Gibb acknowledged that his company was working for three
chemical trade associations at the same time it was
performing federal reviews of two chemicals linked to those
groups. He said he learned of those potential conflicts
last month when NIH asked him to review the company's
corporate contracts.
Allen Dearry at NIH said he and other federal officials
were sufficiently concerned to terminate the bisphenol A
contract, but the government will not revisit the company's
past work on other chemicals. "To the extent we could
evaluate the work that SI performed, we tried to assess it
and were satisfied," he said.
Dearry said the agency is taking steps to "ensure the
integrity of our work and science." For the first time, it
will require all current and future contractors to disclose
any potential conflicts of interest regarding their federal
work. In addition, the agency will convene an independent
panel of scientific experts to assess all contracts let by
the National Toxicology Project for conflicts of interest
and report its findings by July 1, he said.
Richard Wiles, executive director of the Environmental
Working Group, said the government must scrutinize all the
federal work performed by Sciences International.

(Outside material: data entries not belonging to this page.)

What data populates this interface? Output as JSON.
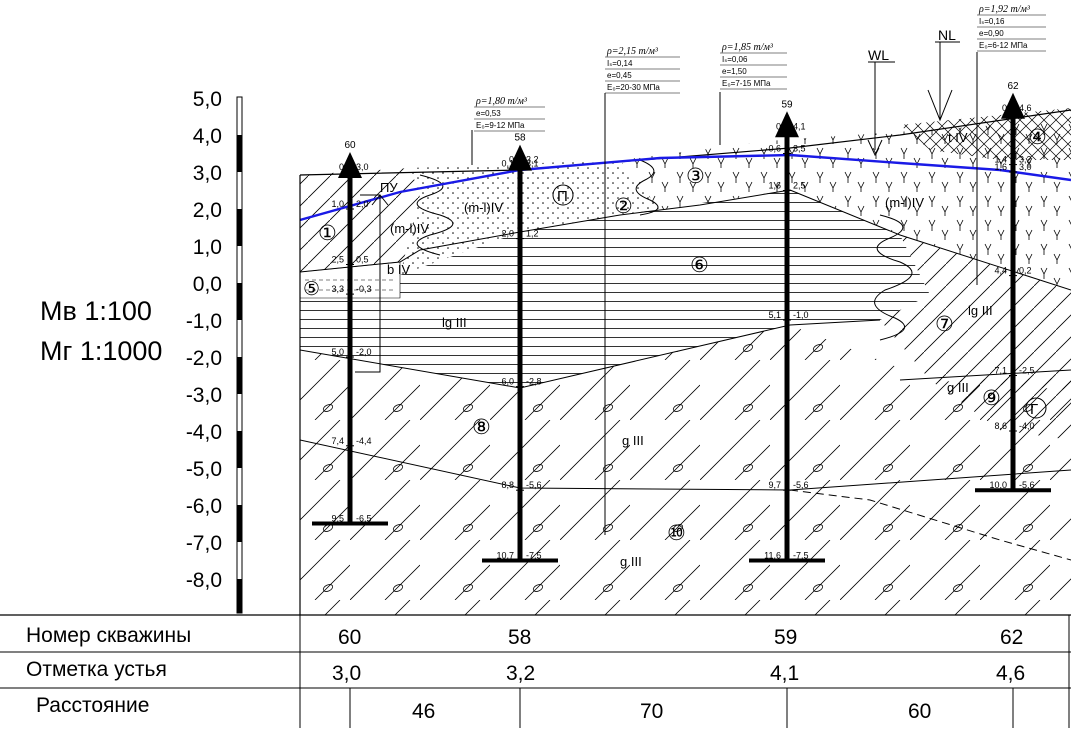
{
  "scale": {
    "vertical": "Мв 1:100",
    "horizontal": "Мг 1:1000",
    "ticks": [
      "5,0",
      "4,0",
      "3,0",
      "2,0",
      "1,0",
      "0,0",
      "-1,0",
      "-2,0",
      "-3,0",
      "-4,0",
      "-5,0",
      "-6,0",
      "-7,0",
      "-8,0"
    ]
  },
  "levels": {
    "groundwater": "WL",
    "natural": "NL",
    "design": "ПУ"
  },
  "boreholes": [
    {
      "number": "60",
      "elevation": "3,0",
      "depth_labels": [
        [
          "0",
          "3,0"
        ],
        [
          "1,0",
          "2,0"
        ],
        [
          "2,5",
          "0,5"
        ],
        [
          "3,3",
          "-0,3"
        ],
        [
          "5,0",
          "-2,0"
        ],
        [
          "7,4",
          "-4,4"
        ],
        [
          "9,5",
          "-6,5"
        ]
      ]
    },
    {
      "number": "58",
      "elevation": "3,2",
      "depth_labels": [
        [
          "0",
          "3,2"
        ],
        [
          "0,1",
          "3,1"
        ],
        [
          "2,0",
          "1,2"
        ],
        [
          "6,0",
          "-2,8"
        ],
        [
          "8,8",
          "-5,6"
        ],
        [
          "10,7",
          "-7,5"
        ]
      ]
    },
    {
      "number": "59",
      "elevation": "4,1",
      "depth_labels": [
        [
          "0",
          "4,1"
        ],
        [
          "0,6",
          "3,5"
        ],
        [
          "1,6",
          "2,5"
        ],
        [
          "5,1",
          "-1,0"
        ],
        [
          "9,7",
          "-5,6"
        ],
        [
          "11,6",
          "-7,5"
        ]
      ]
    },
    {
      "number": "62",
      "elevation": "4,6",
      "depth_labels": [
        [
          "0",
          "4,6"
        ],
        [
          "1,4",
          "3,2"
        ],
        [
          "1,6",
          "3,0"
        ],
        [
          "4,4",
          "0,2"
        ],
        [
          "7,1",
          "-2,5"
        ],
        [
          "8,6",
          "-4,0"
        ],
        [
          "10,0",
          "-5,6"
        ]
      ]
    }
  ],
  "layers": {
    "1": "①",
    "2": "②",
    "3": "③",
    "4": "④",
    "5": "⑤",
    "6": "⑥",
    "7": "⑦",
    "8": "⑧",
    "9": "⑨",
    "10": "⑩",
    "P": "П",
    "G": "Г"
  },
  "genesis": {
    "m_l_iv_a": "(m-l)IV",
    "m_l_iv_b": "(m-l)IV",
    "m_l_iv_c": "(m-l)IV",
    "b_iv": "b IV",
    "t_iv": "t IV",
    "lg_iii_a": "lg III",
    "lg_iii_b": "lg III",
    "g_iii_a": "g III",
    "g_iii_b": "g III",
    "g_iii_c": "g III"
  },
  "properties": [
    {
      "rho": "ρ=1,80 т/м³",
      "lines": [
        "e=0,53",
        "E₀=9-12 МПа"
      ]
    },
    {
      "rho": "ρ=2,15 т/м³",
      "lines": [
        "Iₛ=0,14",
        "e=0,45",
        "E₀=20-30 МПа"
      ]
    },
    {
      "rho": "ρ=1,85 т/м³",
      "lines": [
        "Iₛ=0,06",
        "e=1,50",
        "E₀=7-15 МПа"
      ]
    },
    {
      "rho": "ρ=1,92 т/м³",
      "lines": [
        "Iₛ=0,16",
        "e=0,90",
        "E₀=6-12 МПа"
      ]
    }
  ],
  "table": {
    "row_labels": [
      "Номер скважины",
      "Отметка устья",
      "Расстояние"
    ],
    "distances": [
      "46",
      "70",
      "60"
    ]
  },
  "colors": {
    "groundwater_line": "#1a1ae6",
    "ink": "#000000"
  }
}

"Every chemical where Sciences International was the lead
organization, all those need to be reopened," he said. "We
need to look at which ones present the greatest health risk
and whether a potential conflict of interest might have
affected the science."
Rep. Henry A. Waxman (D-Calif.), chairman of the House
Oversight and Government Reform Committee, has begun an
investigation into the work the company performed for the
government. A committee staffer said Waxman wants an
independent review of Sciences International's work on
other chemicals to determine whether the contractor had
conflicts of interest and, if so, whether the conflicts
affected the federal work.
Since 1998, Sciences International has been working for the
Center for the Evaluation of Risks to Human Reproduction, a
tiny federal agency charged with assessing potential
dangers to reproduction and newborns.
The company was in the fourth year of a five-year, $5
million contract. The agency has two federal employees;
Sciences International supplied the rest of its workforce.
Wiles said the situation points to a larger problem of the
federal government delegating too much authority to private
contractors.
"There's no substitute for a government scientist who's
insulated largely from political pressures when they're
making these decisions," he said. "There are certain jobs
you can't farm out to contractors."
The federal contract represented about half of Sciences
International's income, and the company will be forced to
lay off employees, Gibb said. He said it is unclear whether
the company has legal grounds to challenge its dismissal.